Que coisa ridícula! O sujeito se submete ao vestibular, estuda Direito e presta concurso para ser delegado, mas acaba registrando ocorrência de urina, quando deveria mandar ao xadrez o governador por suas farras com guardanapo amarrado na cabeça.
É verdade que certas coisas só se faz nos lugares apropriados, mas o Brasil tem na lista de prioridades algumas preocupações que são um atentado violento contra o bom senso. Por exemplo, no Rio fazer xixi na rua é proibido e a Secretaria Municipal da Ordem Pública coordena a repressão aos “bigolins” desesperados, mas quando as ruas cariocas inundam, a prefeitura entende que isso é normal.
É o que o Rio tem para mostrar ao mundo. Resumindo, cem pessoas fazendo xixi no paredão ou atrás da árvore é caso de polícia, mas um oceano de lama e bactérias mil invadindo casas e negócios é legal e deve ser louvado.

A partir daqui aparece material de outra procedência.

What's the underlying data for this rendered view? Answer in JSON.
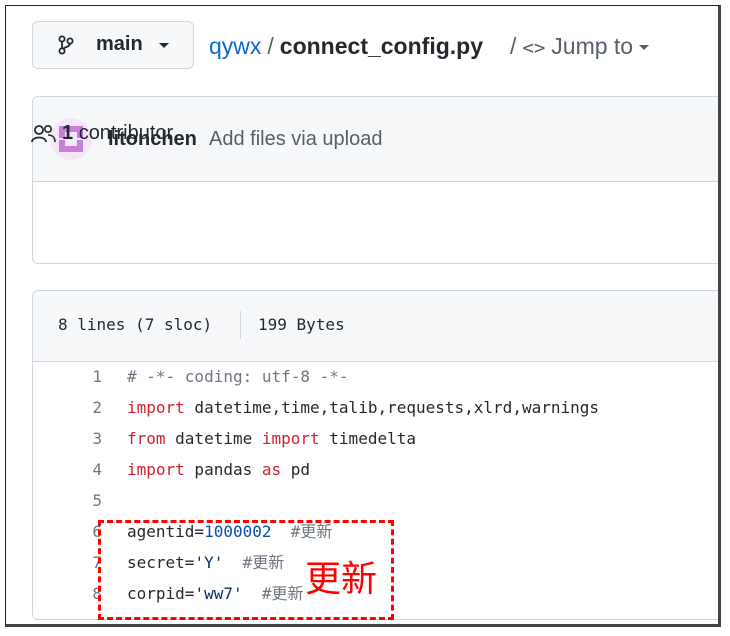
{
  "header": {
    "branch": "main",
    "repo": "qywx",
    "separator": "/",
    "file": "connect_config.py",
    "jump_prefix": "/",
    "jump_code": "<>",
    "jump_label": "Jump to"
  },
  "commit": {
    "author": "litonchen",
    "message": "Add files via upload",
    "contributors_count": "1",
    "contributors_label": "contributor"
  },
  "file": {
    "lines_info": "8 lines (7 sloc)",
    "size": "199 Bytes",
    "lines": [
      {
        "n": "1",
        "code": [
          {
            "t": "# -*- coding: utf-8 -*-",
            "c": "cm"
          }
        ]
      },
      {
        "n": "2",
        "code": [
          {
            "t": "import",
            "c": "kw"
          },
          {
            "t": " datetime,time,talib,requests,xlrd,warnings",
            "c": "pl"
          }
        ]
      },
      {
        "n": "3",
        "code": [
          {
            "t": "from",
            "c": "kw"
          },
          {
            "t": " datetime ",
            "c": "pl"
          },
          {
            "t": "import",
            "c": "kw"
          },
          {
            "t": " timedelta",
            "c": "pl"
          }
        ]
      },
      {
        "n": "4",
        "code": [
          {
            "t": "import",
            "c": "kw"
          },
          {
            "t": " pandas ",
            "c": "pl"
          },
          {
            "t": "as",
            "c": "kw"
          },
          {
            "t": " pd",
            "c": "pl"
          }
        ]
      },
      {
        "n": "5",
        "code": []
      },
      {
        "n": "6",
        "code": [
          {
            "t": "agentid=",
            "c": "pl"
          },
          {
            "t": "1000002",
            "c": "num"
          },
          {
            "t": "  #更新",
            "c": "cm"
          }
        ]
      },
      {
        "n": "7",
        "code": [
          {
            "t": "secret=",
            "c": "pl"
          },
          {
            "t": "'Y'",
            "c": "str"
          },
          {
            "t": "  #更新",
            "c": "cm"
          }
        ]
      },
      {
        "n": "8",
        "code": [
          {
            "t": "corpid=",
            "c": "pl"
          },
          {
            "t": "'ww7'",
            "c": "str"
          },
          {
            "t": "  #更新",
            "c": "cm"
          }
        ]
      }
    ]
  },
  "annotation": {
    "note": "更新",
    "color": "#ff0000"
  },
  "colors": {
    "link": "#0969da",
    "keyword": "#cf222e",
    "comment": "#6e7781",
    "number": "#0550ae",
    "string": "#0a3069"
  },
  "icons": [
    "git-branch-icon",
    "caret-down-icon",
    "avatar",
    "people-icon"
  ]
}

Tudo bem, o Brasil é o país do jeitinho, da alegria, do povo caloroso e receptivo. Essas mazelas são quireras perto do que temos por aqui em termos de belezas naturais. Afirma Jorge Ben, que também é Jor, que mora em “um país tropical, abençoado por Deus e bonito por natureza, mas que beleza, em fevereiro tem carnaval…” Confesso que além de crer em Deus, sou um homem de fé e rezo pela cartilha da coerência, mas abençoado não pode ser um país em que fazer xixi é proibido e Renan Calheiros ser presidente do Senado é permitido.
Recepcionado pelo mestre-sala da fé, puxo o samba-enredo da coerência. Ó Deus, escutai as nossas preces, os nossos cantos, os sambas dos brasileiros de bem. Limite o Carnaval a esses cinco dias oficiais, imploda a passarela do crime em que se transformou o Congresso Nacional, transforme em Judas, com direito a postes e malhações, os políticos corruptos.
Sei que o Senhor acha o Carnaval uma festa profana, mas é melhor algumas belas bundas durante cinco dias, do que encarar o bando “dos bundas” no resto do ano. Certas bundas são divinas, dizem, mas eu ainda prefiro neurônios turbinados, a rima da coerência, a apoteose da lógica.
Suplico, Senhor, pois um dia me disseram que o Brasil era o paraíso! Se agenda estiver cheia, apesar da Sua onipotência, compreenderei perfeitamente. Mas sairei cantando “Allah, meu bom Allah”, porque aqui já são muitas as camélias que caíram do galho do endividamento e morreram depois de dois suspiros diante do cobrador.
Porque “tanto riso, oh quanta alegria” só há na Praça dos Três Poderes, que não é como a Castro Alves, que é do povo. São mais de mil palhaços no salão, todos com a máscara negra da corrupção. A classe política vive na ilegalidade como se cantasse sem parar “mamãe eu quero”. E os políticos já não contentam com a chupeta, eles só querem saber de mamar.
Senhor, suplico novamente, escutai as nossas preces e não me leve a mal, hoje é carnaval!